Na domiar złego rywal Izu Ugonoha, Fred Kassi, ten sam co stoczył w listopadzie zupełnie niezłą walkę z Tomaszem Adamkiem, tym razem się nie popisał. Po drugiej rundzie powiedział, że boli go głowa i zrezygnował z kontynuowania pojedynku. Różne rzeczy widziałem, ale z czymś podobnym się jeszcze nie spotkałem. Bokserzy, którzy nie mają ochoty walczyć, ale nie chcą zrezygnować z honorarium, tłumaczą się różnie, najczęściej symulują kontuzję lub padają ze strasznym grymasem bólu na deski po ciosie, który nie skrzywdziłby muchy. Kassi miał lepszy pomysł, jego ból głowy przejdzie z pewnością do historii, podobnie jak cała gala, która miała być hitem, a niestety była kitem.

Marcin Najman z całą pewnością miał dobre chęci, ale dobrymi chęciami ponoć piekło wybrukowane, więc powinien dmuchać na zimne, bo trochę ten bokserski biznes zna.
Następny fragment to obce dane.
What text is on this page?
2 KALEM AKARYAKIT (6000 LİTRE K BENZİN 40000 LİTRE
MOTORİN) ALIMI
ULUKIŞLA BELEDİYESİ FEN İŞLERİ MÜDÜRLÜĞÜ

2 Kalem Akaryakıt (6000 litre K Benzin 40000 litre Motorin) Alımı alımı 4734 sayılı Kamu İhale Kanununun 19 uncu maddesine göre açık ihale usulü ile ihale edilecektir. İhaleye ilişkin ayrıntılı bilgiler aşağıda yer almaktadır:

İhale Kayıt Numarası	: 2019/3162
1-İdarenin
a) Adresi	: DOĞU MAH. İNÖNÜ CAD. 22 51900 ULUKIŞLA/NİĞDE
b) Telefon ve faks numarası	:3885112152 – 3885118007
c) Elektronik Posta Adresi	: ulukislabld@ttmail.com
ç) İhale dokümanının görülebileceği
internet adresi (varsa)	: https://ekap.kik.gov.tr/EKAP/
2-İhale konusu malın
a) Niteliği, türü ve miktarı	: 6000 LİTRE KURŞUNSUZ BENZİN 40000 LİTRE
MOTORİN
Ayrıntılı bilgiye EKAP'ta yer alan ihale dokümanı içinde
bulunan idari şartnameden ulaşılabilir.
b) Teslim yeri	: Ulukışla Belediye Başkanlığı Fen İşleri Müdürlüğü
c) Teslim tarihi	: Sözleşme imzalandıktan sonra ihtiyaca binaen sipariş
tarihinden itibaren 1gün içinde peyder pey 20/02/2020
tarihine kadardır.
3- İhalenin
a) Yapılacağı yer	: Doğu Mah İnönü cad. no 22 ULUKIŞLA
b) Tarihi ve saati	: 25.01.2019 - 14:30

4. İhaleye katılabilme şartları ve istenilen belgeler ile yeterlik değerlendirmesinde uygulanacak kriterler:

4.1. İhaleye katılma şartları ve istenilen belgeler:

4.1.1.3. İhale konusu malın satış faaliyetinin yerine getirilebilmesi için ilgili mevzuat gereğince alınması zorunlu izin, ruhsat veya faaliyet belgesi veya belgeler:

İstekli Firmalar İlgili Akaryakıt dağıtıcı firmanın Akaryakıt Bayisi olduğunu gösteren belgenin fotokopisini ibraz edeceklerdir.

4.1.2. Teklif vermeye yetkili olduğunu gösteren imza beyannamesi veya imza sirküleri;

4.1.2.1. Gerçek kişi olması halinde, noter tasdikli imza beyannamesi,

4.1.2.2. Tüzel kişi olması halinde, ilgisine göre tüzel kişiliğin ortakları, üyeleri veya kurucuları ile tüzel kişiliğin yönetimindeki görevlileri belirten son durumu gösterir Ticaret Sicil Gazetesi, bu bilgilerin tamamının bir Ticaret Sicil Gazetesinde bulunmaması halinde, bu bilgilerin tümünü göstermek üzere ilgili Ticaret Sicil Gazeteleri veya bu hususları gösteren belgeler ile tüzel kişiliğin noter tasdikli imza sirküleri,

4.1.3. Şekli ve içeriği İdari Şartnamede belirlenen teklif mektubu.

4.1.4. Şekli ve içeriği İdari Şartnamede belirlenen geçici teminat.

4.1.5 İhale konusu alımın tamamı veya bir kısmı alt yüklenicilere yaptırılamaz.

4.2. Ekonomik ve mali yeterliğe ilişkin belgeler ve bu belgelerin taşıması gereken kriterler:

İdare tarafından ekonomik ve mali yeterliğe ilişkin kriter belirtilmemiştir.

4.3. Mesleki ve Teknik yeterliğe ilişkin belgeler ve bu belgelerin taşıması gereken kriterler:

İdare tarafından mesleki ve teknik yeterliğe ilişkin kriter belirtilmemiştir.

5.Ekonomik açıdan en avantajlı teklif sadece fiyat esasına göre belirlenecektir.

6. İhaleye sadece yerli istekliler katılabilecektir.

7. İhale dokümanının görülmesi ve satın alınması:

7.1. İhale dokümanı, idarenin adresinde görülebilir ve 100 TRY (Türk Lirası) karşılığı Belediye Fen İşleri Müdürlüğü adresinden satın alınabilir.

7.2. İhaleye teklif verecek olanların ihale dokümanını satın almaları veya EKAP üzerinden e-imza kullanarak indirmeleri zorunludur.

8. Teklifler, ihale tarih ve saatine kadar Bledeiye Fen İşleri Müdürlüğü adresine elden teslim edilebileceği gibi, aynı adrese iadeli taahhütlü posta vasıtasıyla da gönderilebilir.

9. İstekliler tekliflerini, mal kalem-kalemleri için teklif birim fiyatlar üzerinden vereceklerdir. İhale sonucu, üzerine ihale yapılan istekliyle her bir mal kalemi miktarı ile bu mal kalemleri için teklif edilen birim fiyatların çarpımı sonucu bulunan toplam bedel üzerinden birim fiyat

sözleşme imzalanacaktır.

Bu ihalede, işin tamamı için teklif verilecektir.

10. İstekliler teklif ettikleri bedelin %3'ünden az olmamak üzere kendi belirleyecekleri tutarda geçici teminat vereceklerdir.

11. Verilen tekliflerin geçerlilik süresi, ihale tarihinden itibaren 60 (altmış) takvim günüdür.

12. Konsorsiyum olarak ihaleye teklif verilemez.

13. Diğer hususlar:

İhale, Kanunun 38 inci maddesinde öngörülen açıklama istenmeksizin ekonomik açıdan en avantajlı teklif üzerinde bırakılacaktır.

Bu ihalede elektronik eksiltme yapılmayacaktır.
I powinien wiedzieć, że walka Artura Szpilki z Dominikiem Guinnem nie miała prawa udźwignąć takiej imprezy, Z wieku względów: Szpila jest popularny w mediach społecznościowych, ale to ma mało, by zapełnić Stadion Narodowy, nawet w części.
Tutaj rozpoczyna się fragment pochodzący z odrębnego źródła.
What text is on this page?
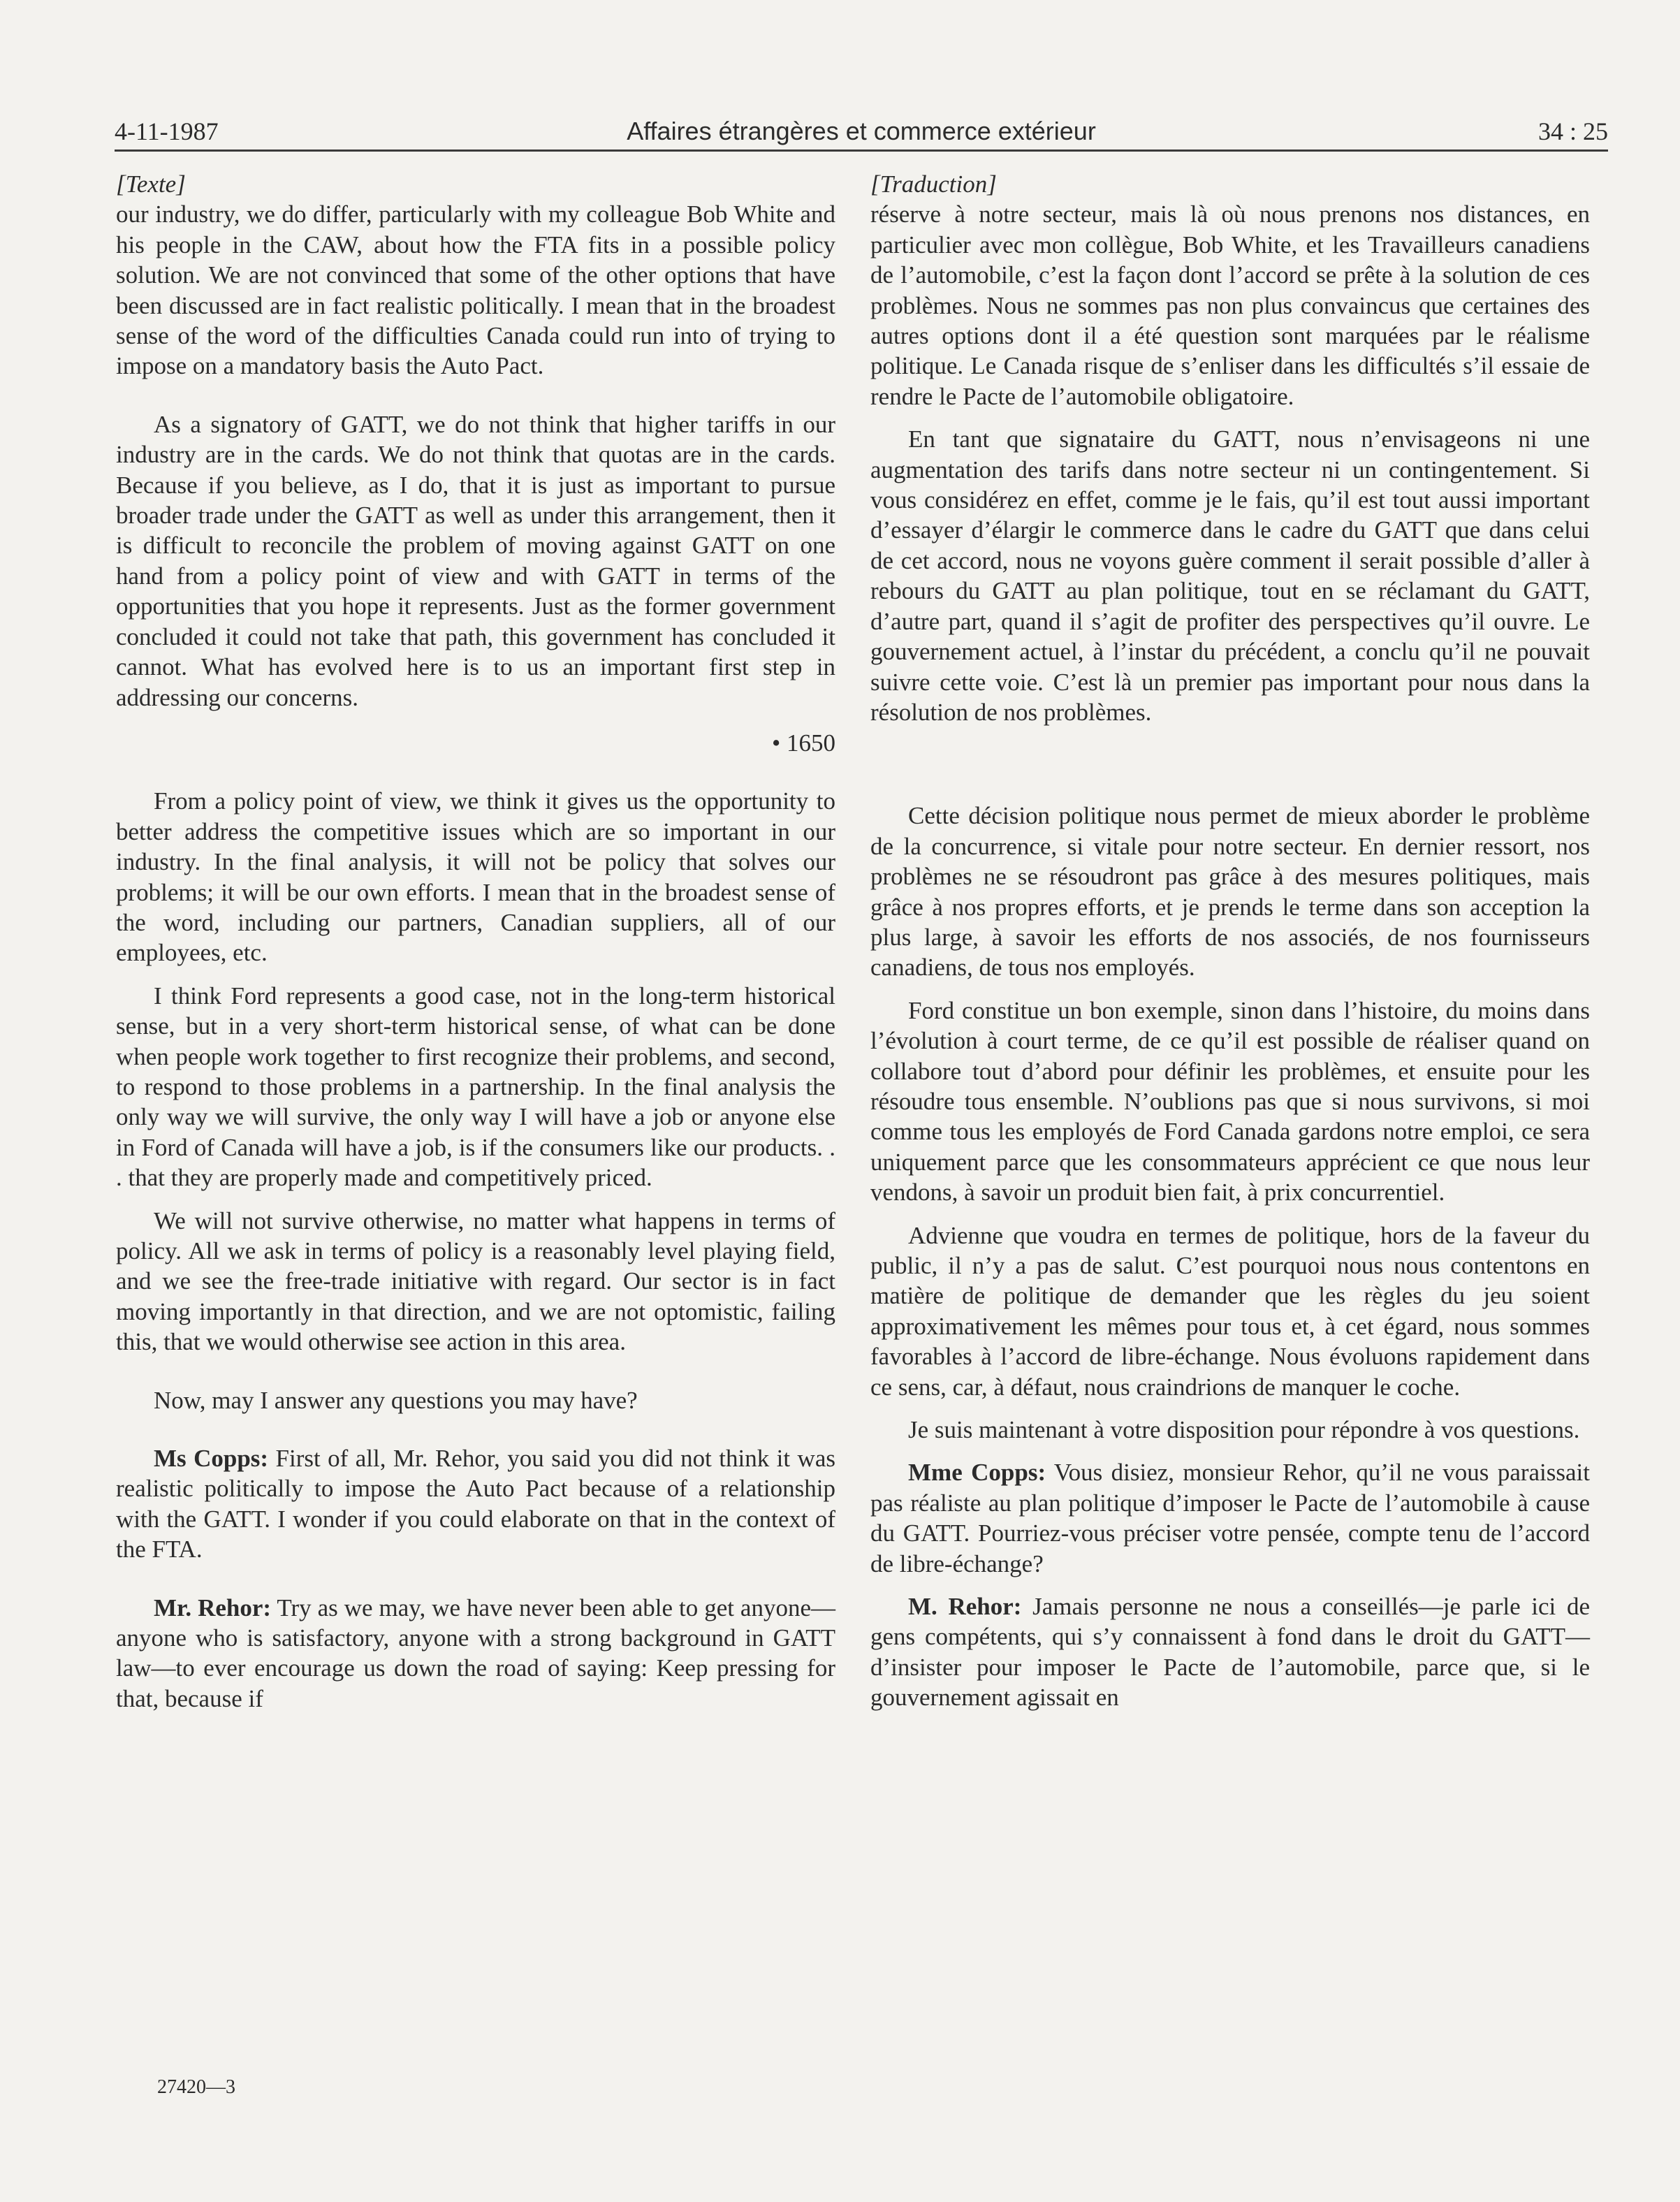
4-11-1987	Affaires étrangères et commerce extérieur	34 : 25

[Texte]

our industry, we do differ, particularly with my colleague Bob White and his people in the CAW, about how the FTA fits in a possible policy solution. We are not convinced that some of the other options that have been discussed are in fact realistic politically. I mean that in the broadest sense of the word of the difficulties Canada could run into of trying to impose on a mandatory basis the Auto Pact.

As a signatory of GATT, we do not think that higher tariffs in our industry are in the cards. We do not think that quotas are in the cards. Because if you believe, as I do, that it is just as important to pursue broader trade under the GATT as well as under this arrangement, then it is difficult to reconcile the problem of moving against GATT on one hand from a policy point of view and with GATT in terms of the opportunities that you hope it represents. Just as the former government concluded it could not take that path, this government has concluded it cannot. What has evolved here is to us an important first step in addressing our concerns.

• 1650

From a policy point of view, we think it gives us the opportunity to better address the competitive issues which are so important in our industry. In the final analysis, it will not be policy that solves our problems; it will be our own efforts. I mean that in the broadest sense of the word, including our partners, Canadian suppliers, all of our employees, etc.

I think Ford represents a good case, not in the long-term historical sense, but in a very short-term historical sense, of what can be done when people work together to first recognize their problems, and second, to respond to those problems in a partnership. In the final analysis the only way we will survive, the only way I will have a job or anyone else in Ford of Canada will have a job, is if the consumers like our products. . . that they are properly made and competitively priced.

We will not survive otherwise, no matter what happens in terms of policy. All we ask in terms of policy is a reasonably level playing field, and we see the free-trade initiative with regard. Our sector is in fact moving importantly in that direction, and we are not optomistic, failing this, that we would otherwise see action in this area.

Now, may I answer any questions you may have?

Ms Copps: First of all, Mr. Rehor, you said you did not think it was realistic politically to impose the Auto Pact because of a relationship with the GATT. I wonder if you could elaborate on that in the context of the FTA.

Mr. Rehor: Try as we may, we have never been able to get anyone—anyone who is satisfactory, anyone with a strong background in GATT law—to ever encourage us down the road of saying: Keep pressing for that, because if

[Traduction]

réserve à notre secteur, mais là où nous prenons nos distances, en particulier avec mon collègue, Bob White, et les Travailleurs canadiens de l’automobile, c’est la façon dont l’accord se prête à la solution de ces problèmes. Nous ne sommes pas non plus convaincus que certaines des autres options dont il a été question sont marquées par le réalisme politique. Le Canada risque de s’enliser dans les difficultés s’il essaie de rendre le Pacte de l’automobile obligatoire.

En tant que signataire du GATT, nous n’envisageons ni une augmentation des tarifs dans notre secteur ni un contingentement. Si vous considérez en effet, comme je le fais, qu’il est tout aussi important d’essayer d’élargir le commerce dans le cadre du GATT que dans celui de cet accord, nous ne voyons guère comment il serait possible d’aller à rebours du GATT au plan politique, tout en se réclamant du GATT, d’autre part, quand il s’agit de profiter des perspectives qu’il ouvre. Le gouvernement actuel, à l’instar du précédent, a conclu qu’il ne pouvait suivre cette voie. C’est là un premier pas important pour nous dans la résolution de nos problèmes.

Cette décision politique nous permet de mieux aborder le problème de la concurrence, si vitale pour notre secteur. En dernier ressort, nos problèmes ne se résoudront pas grâce à des mesures politiques, mais grâce à nos propres efforts, et je prends le terme dans son acception la plus large, à savoir les efforts de nos associés, de nos fournisseurs canadiens, de tous nos employés.

Ford constitue un bon exemple, sinon dans l’histoire, du moins dans l’évolution à court terme, de ce qu’il est possible de réaliser quand on collabore tout d’abord pour définir les problèmes, et ensuite pour les résoudre tous ensemble. N’oublions pas que si nous survivons, si moi comme tous les employés de Ford Canada gardons notre emploi, ce sera uniquement parce que les consommateurs apprécient ce que nous leur vendons, à savoir un produit bien fait, à prix concurrentiel.

Advienne que voudra en termes de politique, hors de la faveur du public, il n’y a pas de salut. C’est pourquoi nous nous contentons en matière de politique de demander que les règles du jeu soient approximativement les mêmes pour tous et, à cet égard, nous sommes favorables à l’accord de libre-échange. Nous évoluons rapidement dans ce sens, car, à défaut, nous craindrions de manquer le coche.

Je suis maintenant à votre disposition pour répondre à vos questions.

Mme Copps: Vous disiez, monsieur Rehor, qu’il ne vous paraissait pas réaliste au plan politique d’imposer le Pacte de l’automobile à cause du GATT. Pourriez-vous préciser votre pensée, compte tenu de l’accord de libre-échange?

M. Rehor: Jamais personne ne nous a conseillés—je parle ici de gens compétents, qui s’y connaissent à fond dans le droit du GATT—d’insister pour imposer le Pacte de l’automobile, parce que, si le gouvernement agissait en

27420—3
Tym bardziej, że 43 letni Guinn, nieaktywny ponad dwa lata, nie wzbudził żadnego zainteresowania. Ani gdy się w Polsce pojawił, ani w ringu, gdzie nie zrobił nic, by choć trochę Szpilkę postraszyć. A mimo to, ten raz czy dwa zachował się niezbyt pewnie. Ważący dziesięć kilogramów więcej niż w ostatniej, przegranej walce Artur Szpilka poruszał się wprawdzie całkiem sprawnie, więcej niż zwykle korzystał z prawej ręki, co w przypadku mańkuta ma niebagatelne znaczenie, ale to zdecydowanie za mało, by można pokusić się o zdecydowane oceny.

Owszem wygrał, bo przegrać nie mógł, Guinn przyleciał do Warszawy, by odebrać dodatek do emerytury na którą właśnie przechodzi (ogłosił to na Stadionie Narodowym), lecz aby poznać odpowiedź na nurtujące nas pytania dotyczące jego przyszłości, musimy poczekać.
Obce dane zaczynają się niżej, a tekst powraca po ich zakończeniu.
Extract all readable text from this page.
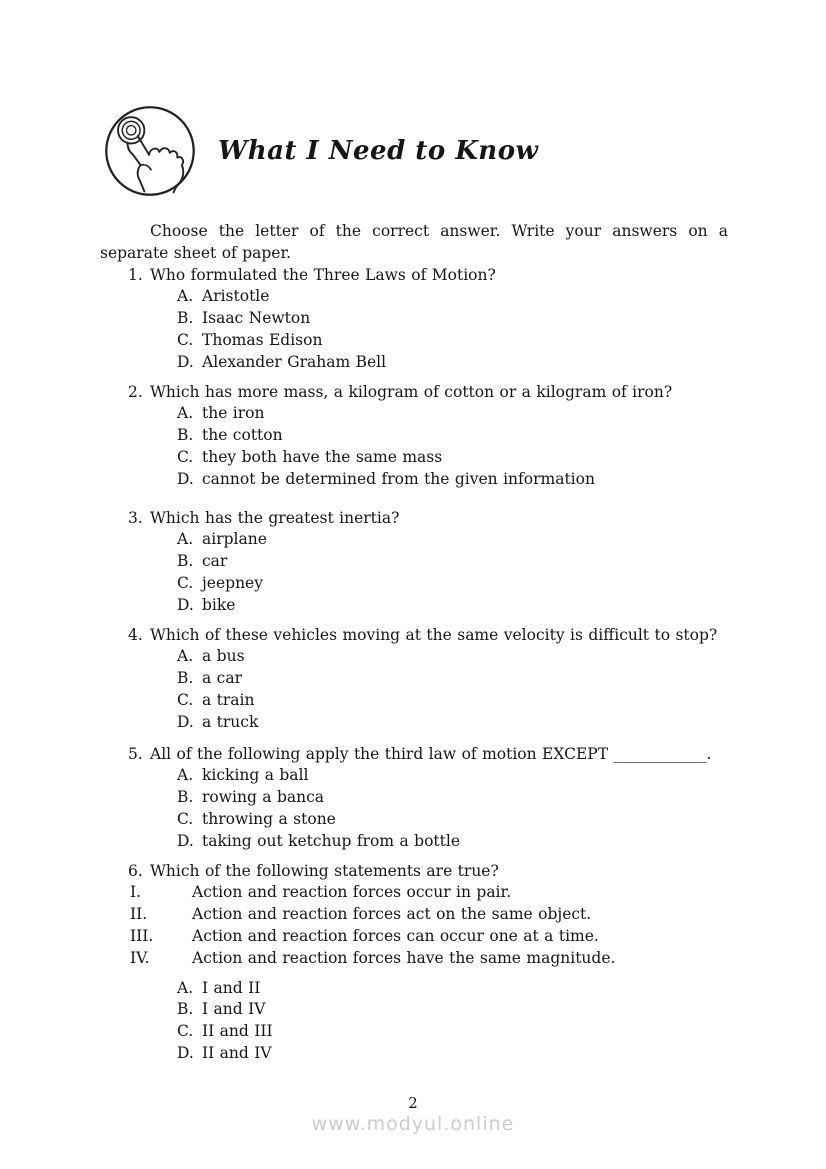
What I Need to Know

Choose the letter of the correct answer. Write your answers on a separate sheet of paper.

1. Who formulated the Three Laws of Motion?
A. Aristotle
B. Isaac Newton
C. Thomas Edison
D. Alexander Graham Bell
2. Which has more mass, a kilogram of cotton or a kilogram of iron?
A. the iron
B. the cotton
C. they both have the same mass
D. cannot be determined from the given information
3. Which has the greatest inertia?
A. airplane
B. car
C. jeepney
D. bike
4. Which of these vehicles moving at the same velocity is difficult to stop?
A. a bus
B. a car
C. a train
D. a truck
5. All of the following apply the third law of motion EXCEPT ____________.
A. kicking a ball
B. rowing a banca
C. throwing a stone
D. taking out ketchup from a bottle
6. Which of the following statements are true?
I.	Action and reaction forces occur in pair.
II.	Action and reaction forces act on the same object.
III.	Action and reaction forces can occur one at a time.
IV.	Action and reaction forces have the same magnitude.
A. I and II
B. I and IV
C. II and III
D. II and IV
2
www.modyul.online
Dla Szpilki i jego promotora Andrzeja Wasilewskiego najważniejszy był powrót po ciężkiej, drugiej z rzędu porażce, poważnej operacji ręki i depresji o której wspominał sam pięściarz. Odnoszę wrażenie, że scenariusz jest klarowny: jeszcze jedna lub dwie podobne, bezpieczne walki, a później skok na kasę. Ale gdzie i w jakich okolicznościach ( czyli z KIM) miałby taki skok nastąpić, to pytanie na razie pozostaje bez odpowiedzi. Zdecydowanie za wcześnie też na wszelkie dywagacje, choć zdaje się, że nazwisko Tomasza Adamka, które padło w tym kontekście, nie jest przypadkowe. Nie sądzę jednak, by „Góral” był taką walką zainteresowany. Ale może się mylę, w tej branży spełniają się przecież najbardziej nieprawdopodobne scenariusze. Andrzej Wasilewski jednak już zabrał głos w tej sprawie mówiąc, że znacznie bardziej prawdopodobny i z jego punktu widzenia znacznie ciekawszym rywalem dla Szpilki będzie Krzysztof Włodarczyk. Ci, którzy pamiętają to co wydarzyło się kilka lat temu wiedzą o co chodzi. Szpilka napadł wtedy na Włodarczyka, uderzył go, doszło do szarpaniny. Zdaniem Wasilewskiego czas na rewanż w ringu. Poczekamy, zobaczymy, bo też nic pewnego.